Принцесса Каролина посмотрела Иоганну в глаза и склонила голову набок. Она не сказала «Я же просила меня не беспокоить», но слова эти угадывались так ясно, что все повернулись к Иоганну, ожидая немедленных извинений. Однако тот лишь поднял брови и не двинулся с места.

Каролина закрыла глаза и вздохнула. Ньютон, Лейбниц и Уотерхауз посторонились, пропуская её к двери. Все они разом поняли, что столь значимым могло быть письмо лишь от одного человека: Каролининого тестя, ещё не венчанного короля Англии.

— Доктор Уотерхауз, пожалуйста, возьмите на себя роль моего рыцаря и доведите это дело до конца, — сказала принцесса и вышла.

— Трудноватая задача, — проговорил Даниель, когда дверь за нею затворилась.

— Отнюдь, — возразил Ньютон, — если только вы отдадите мне Соломоново золото.

— Еврей, состоящий на службе у царя… — (Даниель не хотел произносить имя «Соломон» из боязни вызвать у Исаака всплеск хилиастических чувств), — определил, что первая партия карт была изготовлена из золота с более чем обычным удельным весом, и распорядился, чтобы все следующие карты делали из того же металла. Кара за ослушание будет неумолимой и по-русски жестокой. Если б не это, я охотно обменял бы золото на обычное, ибо не верю в его особые свойства.

— Тогда как вы объясняете своё воскрешение Енохом Роотом в 1689-м?

— Что?! — изумился Лейбниц.

— Или, — продолжал Исаак, — из всего написанного Гуком за целую жизнь вы не поверили только этим словам?

— Гук пишет, что Енох дал мне какое-то лекарство, и оно помогло.

— Помогло?! Ну и умеете же вы приуменьшить, Даниель!

— Это могло быть что-то… или ничего. Известны случаи, когда якобы умершие люди оживали через несколько минут.

— Я терпеть не мог Гука, — сказал Исаак, — но даже я признаю его самым внимательным наблюдателем из всех, когда-либо живших на земле. Неужто я поверю, что он не сумел отличить живого пациента от умершего?

— Я вижу, что вы тверды в своём убеждении, так какой смысл спорить?

И Ньютон, и Лейбниц расхохотались.

— Что тут смешного? — спросил Даниель.

— Вы заставили нас спорить несколько часов кряду! — воскликнул Лейбниц. — А теперь, когда перед вами поставили трудный вопрос, вы говорите, что не видите в нём смысла.

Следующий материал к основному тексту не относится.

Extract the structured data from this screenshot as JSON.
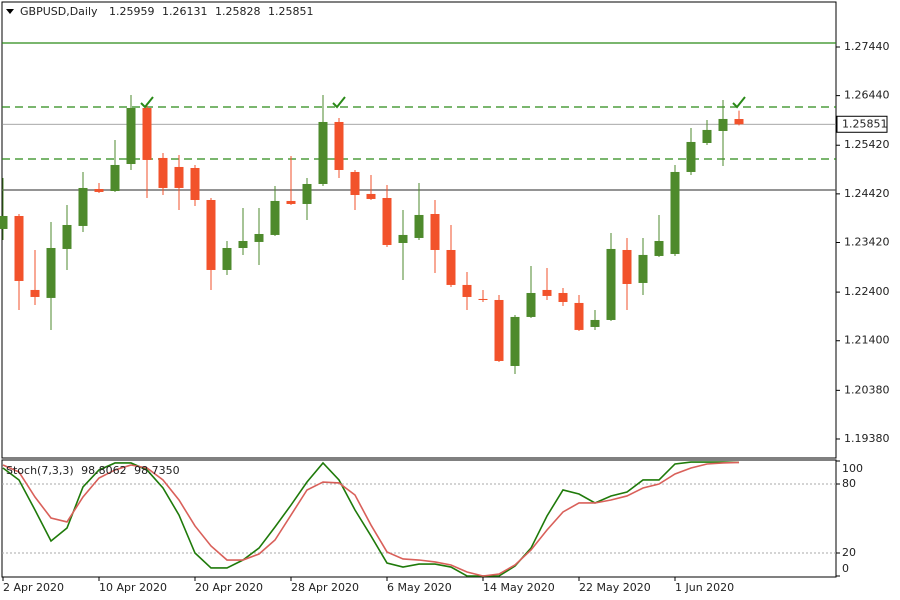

— Мне нужен лишь маленький образчик, Даниель, — сказал Ньютон. — Не забывайте, что я много лет искал исчезающе малые следы этого вещества в образцах с огромной примесью других, в том числе низких, металлов. Мои методы близки к совершенству. Я не прошу брусок, только унцию или меньше — ошмёток…

— Я сказал вам, что пробирщик Петра взвесил всё до последней унции. Они все учтены. Я могу попросить у него разрешения взять маленький образец, но…

— Нет, — сказал Исаак. — Думаю, открывать свои карты ни мне, ни вам не с руки.

Тут Даниель внезапно вспомнил про кольцо у себя на пальце, подарок Соломона, выплавленный из кусочков того самого золота. Холодок пробежал вверх по руке к затылку, однако Даниель не шелохнулся и не сказал ни слова, надеясь только, что Исаак не заметит, как он весь покрылся мурашками.